Personal information
- Full name: Len M. Webster
- Date of birth: 26 December 1906
- Date of death: 7 October 1985 (aged 78)
- Original team(s): Blackwood Forest / Loch
- Height: 180 cm (5 ft 11 in)
- Weight: 100 kg (220 lb)
- Position(s): Ruckman

Playing career^{1}
- Years: Club / Games (Goals)
- 1927–1938: Essendon / 145 (100)
- ^{1} Playing statistics correct to the end of 1938.

= Len Webster =

Australian rules footballer (born 1906)

Len Webster (26 December 1906 – 7 October 1985) was an Australian rules footballer who played with Essendon in the Victorian Football League (VFL).

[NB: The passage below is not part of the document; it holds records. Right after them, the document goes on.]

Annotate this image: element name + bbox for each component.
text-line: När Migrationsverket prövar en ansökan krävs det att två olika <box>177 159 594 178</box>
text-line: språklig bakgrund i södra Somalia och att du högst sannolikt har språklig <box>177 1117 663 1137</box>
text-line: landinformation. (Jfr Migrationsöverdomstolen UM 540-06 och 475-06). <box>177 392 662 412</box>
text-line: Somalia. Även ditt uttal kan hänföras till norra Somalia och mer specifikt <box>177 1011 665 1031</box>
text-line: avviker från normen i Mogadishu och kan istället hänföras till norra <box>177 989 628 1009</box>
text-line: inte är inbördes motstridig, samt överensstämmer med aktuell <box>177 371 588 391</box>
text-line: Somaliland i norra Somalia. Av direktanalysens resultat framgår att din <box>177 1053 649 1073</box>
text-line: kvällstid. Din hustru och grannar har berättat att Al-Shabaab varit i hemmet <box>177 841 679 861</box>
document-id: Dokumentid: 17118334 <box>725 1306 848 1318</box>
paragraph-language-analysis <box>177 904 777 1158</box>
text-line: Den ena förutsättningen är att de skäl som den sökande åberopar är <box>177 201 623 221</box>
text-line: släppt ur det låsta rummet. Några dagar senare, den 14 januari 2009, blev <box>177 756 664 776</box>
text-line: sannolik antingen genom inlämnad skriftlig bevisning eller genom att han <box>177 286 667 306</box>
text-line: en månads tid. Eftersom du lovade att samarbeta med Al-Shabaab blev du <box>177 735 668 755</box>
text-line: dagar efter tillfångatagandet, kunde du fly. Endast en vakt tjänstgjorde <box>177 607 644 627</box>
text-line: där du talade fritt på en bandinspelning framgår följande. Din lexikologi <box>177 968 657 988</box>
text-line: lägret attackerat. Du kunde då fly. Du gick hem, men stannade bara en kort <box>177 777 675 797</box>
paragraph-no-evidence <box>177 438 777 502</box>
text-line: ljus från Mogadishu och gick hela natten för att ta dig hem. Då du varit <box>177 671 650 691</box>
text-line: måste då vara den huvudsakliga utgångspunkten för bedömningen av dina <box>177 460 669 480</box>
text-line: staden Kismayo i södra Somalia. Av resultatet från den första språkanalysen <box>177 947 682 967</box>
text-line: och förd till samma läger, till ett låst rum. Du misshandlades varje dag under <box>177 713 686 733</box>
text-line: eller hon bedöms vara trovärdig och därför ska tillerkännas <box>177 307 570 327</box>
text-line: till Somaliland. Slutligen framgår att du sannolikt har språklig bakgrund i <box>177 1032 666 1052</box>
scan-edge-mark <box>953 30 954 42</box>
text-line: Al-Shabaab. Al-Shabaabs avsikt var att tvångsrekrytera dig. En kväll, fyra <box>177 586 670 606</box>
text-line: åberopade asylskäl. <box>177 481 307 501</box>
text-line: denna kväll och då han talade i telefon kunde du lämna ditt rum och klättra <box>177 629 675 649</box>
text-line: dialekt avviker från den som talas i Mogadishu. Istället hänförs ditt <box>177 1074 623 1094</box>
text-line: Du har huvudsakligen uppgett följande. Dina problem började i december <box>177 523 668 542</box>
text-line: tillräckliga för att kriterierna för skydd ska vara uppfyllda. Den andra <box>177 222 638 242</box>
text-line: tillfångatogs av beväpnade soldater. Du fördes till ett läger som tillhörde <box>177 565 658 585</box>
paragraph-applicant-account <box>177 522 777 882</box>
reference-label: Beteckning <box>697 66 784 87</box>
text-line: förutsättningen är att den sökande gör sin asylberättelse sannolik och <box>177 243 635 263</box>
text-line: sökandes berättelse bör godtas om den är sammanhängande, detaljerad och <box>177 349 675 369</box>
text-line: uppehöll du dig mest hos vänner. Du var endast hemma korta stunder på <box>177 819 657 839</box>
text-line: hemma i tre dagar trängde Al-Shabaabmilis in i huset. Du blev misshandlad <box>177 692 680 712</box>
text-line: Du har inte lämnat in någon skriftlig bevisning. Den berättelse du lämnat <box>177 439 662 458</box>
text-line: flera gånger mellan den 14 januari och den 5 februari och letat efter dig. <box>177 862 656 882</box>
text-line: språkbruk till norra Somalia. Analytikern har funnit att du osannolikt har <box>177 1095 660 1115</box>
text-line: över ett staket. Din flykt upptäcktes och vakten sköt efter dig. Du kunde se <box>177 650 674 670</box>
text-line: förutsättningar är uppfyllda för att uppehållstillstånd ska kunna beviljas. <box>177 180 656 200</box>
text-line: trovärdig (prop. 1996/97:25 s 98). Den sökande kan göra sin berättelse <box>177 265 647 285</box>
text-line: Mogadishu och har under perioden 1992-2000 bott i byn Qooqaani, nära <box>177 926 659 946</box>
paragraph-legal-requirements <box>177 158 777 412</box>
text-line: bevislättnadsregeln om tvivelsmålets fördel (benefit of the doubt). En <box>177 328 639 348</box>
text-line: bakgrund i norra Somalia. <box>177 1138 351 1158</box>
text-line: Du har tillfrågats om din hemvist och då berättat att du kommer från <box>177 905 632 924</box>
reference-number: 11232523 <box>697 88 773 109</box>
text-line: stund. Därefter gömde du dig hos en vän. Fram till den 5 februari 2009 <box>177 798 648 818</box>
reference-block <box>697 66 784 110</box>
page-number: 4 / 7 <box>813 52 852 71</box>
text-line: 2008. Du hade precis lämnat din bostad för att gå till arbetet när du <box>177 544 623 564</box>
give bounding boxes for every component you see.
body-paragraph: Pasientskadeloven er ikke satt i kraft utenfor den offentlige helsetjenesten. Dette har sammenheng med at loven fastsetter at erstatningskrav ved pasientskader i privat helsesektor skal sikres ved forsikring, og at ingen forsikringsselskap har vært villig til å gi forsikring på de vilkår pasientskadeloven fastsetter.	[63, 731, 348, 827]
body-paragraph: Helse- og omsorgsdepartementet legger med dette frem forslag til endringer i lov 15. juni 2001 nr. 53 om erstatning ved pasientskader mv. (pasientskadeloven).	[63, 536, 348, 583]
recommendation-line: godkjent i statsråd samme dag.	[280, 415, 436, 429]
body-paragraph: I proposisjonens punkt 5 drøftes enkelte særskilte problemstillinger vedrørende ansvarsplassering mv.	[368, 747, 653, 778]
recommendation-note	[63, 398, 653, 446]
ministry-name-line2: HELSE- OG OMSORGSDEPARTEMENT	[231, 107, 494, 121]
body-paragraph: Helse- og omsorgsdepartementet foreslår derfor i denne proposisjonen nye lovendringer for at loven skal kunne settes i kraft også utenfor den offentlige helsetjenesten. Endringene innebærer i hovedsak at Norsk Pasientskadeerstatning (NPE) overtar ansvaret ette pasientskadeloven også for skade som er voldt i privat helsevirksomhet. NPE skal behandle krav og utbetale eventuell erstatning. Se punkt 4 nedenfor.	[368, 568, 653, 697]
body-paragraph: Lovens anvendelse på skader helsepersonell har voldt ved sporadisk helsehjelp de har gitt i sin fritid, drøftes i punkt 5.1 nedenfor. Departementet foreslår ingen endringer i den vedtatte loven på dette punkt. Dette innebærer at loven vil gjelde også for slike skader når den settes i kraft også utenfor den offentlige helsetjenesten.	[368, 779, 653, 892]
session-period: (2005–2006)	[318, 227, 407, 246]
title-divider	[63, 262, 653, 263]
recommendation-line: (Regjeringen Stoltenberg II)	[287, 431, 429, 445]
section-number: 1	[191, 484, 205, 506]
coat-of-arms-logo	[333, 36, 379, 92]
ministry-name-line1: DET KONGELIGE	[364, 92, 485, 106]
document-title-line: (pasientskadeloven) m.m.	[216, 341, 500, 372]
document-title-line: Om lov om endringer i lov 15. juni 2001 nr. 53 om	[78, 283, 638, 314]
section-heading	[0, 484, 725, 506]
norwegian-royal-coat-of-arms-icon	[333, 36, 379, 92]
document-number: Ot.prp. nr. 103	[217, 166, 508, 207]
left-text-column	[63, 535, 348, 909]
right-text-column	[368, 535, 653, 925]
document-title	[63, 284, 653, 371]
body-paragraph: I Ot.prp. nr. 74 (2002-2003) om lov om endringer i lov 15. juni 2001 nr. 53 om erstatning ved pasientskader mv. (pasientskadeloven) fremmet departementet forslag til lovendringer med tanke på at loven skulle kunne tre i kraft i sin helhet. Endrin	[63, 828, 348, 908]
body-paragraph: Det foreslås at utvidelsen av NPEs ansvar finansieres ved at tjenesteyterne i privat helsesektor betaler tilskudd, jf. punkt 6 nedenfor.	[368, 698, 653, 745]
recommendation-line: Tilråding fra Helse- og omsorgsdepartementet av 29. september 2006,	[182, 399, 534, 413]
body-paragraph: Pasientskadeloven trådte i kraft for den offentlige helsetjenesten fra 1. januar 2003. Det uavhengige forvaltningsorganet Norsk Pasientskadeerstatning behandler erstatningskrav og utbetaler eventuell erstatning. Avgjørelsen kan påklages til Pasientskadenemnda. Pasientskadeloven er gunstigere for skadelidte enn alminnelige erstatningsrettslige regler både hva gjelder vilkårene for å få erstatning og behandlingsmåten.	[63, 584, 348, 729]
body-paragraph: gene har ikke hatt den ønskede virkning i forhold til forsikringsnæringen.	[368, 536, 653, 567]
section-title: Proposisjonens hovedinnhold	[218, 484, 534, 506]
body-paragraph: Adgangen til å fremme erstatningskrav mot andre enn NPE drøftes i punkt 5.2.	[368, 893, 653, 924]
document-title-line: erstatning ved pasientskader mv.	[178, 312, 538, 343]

Webster, a fireman by profession, was a ruckman for Blackwood Forest and Loch before joining Essendon.

He had an early setback in 1930 when he required surgery to remove cartilage in his knee but recovered well enough to play 15 of a possible 18 games in 1931.

Essendon appointed him vice-captain in 1935 and the following season he represented Victoria for a second time, having previously played for his state in 1929. He was captain of Essendon for the entire 1938 VFL season.

Despite making 145 appearances for Essendon, Webster never played in a single final.